Even before this call for the additional investment, the Government’s project was for a $2-billion addition to the education budget in the 2022-23 fiscal year, which begins in April. This increase in the budget, though, would have represented a rise of only two per cent, significantly below the rate of inflation. These demands are against the backdrop of an economy still not fully emerged from its COVID-19-induced recession and the Government, in tight fiscal circumstances, faced with many competing demands on limited resources.

Budget must be spent

In the circumstances, we want to ensure that not only that there is new spending, but that the entire education budget is better spent than in the past, and that it achieves greater returns than hitherto. In that regard, we fully back the commission’s proposal that “the education sector should be designated an area of national priority”. Hence, its call for the EPOC-like transformation and monitoring arrangements.

Said the commission: “The Education Progress Committee (a working name) should be responsible for the implementation of Jamaica’s education reform measures. This body should develop annual work plans with targets, and should prepare quarterly and annual reports that outline achievements against targets. This committee should have dedicated resources and institutional support, and performance should be publicly available.”
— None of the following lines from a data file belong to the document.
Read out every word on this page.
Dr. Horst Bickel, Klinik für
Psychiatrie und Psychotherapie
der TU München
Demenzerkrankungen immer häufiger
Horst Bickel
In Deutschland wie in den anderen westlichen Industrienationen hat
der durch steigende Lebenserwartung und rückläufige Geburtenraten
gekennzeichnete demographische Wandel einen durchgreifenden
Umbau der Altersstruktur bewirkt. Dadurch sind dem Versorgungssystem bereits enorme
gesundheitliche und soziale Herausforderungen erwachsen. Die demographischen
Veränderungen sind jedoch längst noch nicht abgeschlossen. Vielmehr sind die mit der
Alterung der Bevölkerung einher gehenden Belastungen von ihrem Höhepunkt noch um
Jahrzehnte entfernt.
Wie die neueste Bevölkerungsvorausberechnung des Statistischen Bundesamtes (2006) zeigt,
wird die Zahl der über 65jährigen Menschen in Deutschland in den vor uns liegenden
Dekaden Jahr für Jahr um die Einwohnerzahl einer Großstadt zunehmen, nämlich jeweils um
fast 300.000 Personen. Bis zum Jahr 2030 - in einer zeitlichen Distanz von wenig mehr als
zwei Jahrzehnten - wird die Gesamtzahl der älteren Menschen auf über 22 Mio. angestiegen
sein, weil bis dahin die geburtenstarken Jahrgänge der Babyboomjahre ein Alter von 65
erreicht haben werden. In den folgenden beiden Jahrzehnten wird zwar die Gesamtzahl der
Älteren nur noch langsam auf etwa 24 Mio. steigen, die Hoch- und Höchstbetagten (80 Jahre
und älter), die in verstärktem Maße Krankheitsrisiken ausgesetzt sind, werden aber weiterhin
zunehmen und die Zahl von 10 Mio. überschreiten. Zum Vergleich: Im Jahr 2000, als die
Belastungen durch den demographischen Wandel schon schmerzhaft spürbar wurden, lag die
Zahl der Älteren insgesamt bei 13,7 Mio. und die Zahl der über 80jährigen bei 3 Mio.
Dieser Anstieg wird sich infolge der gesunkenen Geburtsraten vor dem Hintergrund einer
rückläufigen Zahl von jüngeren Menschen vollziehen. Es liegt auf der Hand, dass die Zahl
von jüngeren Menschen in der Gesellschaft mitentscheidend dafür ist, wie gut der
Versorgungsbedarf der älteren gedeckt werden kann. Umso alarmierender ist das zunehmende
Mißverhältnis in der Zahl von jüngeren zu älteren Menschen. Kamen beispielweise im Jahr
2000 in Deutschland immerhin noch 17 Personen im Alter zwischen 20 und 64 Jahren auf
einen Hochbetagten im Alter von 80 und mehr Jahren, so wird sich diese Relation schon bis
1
This makes sense. The absence of oversight in the past, we believe, greatly contributed to other reform initiatives, despite their receipt of policy commitments and fiscal support. Bureaucrats remained ascendant.

With respect to the suggested oversight committee, it must be in place, and at work, before the start of the new financial year on April 1. And we propose that rather than being an ad hoc committee, it should be made a formal commission of Parliament, with powers similar to other commissions. It might be subject to a sunset clause of eight years.

Members of the commission might be appointed by the governor general, using a model resembling that of the Electoral Commission, except that some of the seats would be filled on the recommendations of key stakeholder institutions, representing several broad facets of the society.

Prime Minister Andrew Holness must begin the consultations now to have the committee established within the time frame we suggest.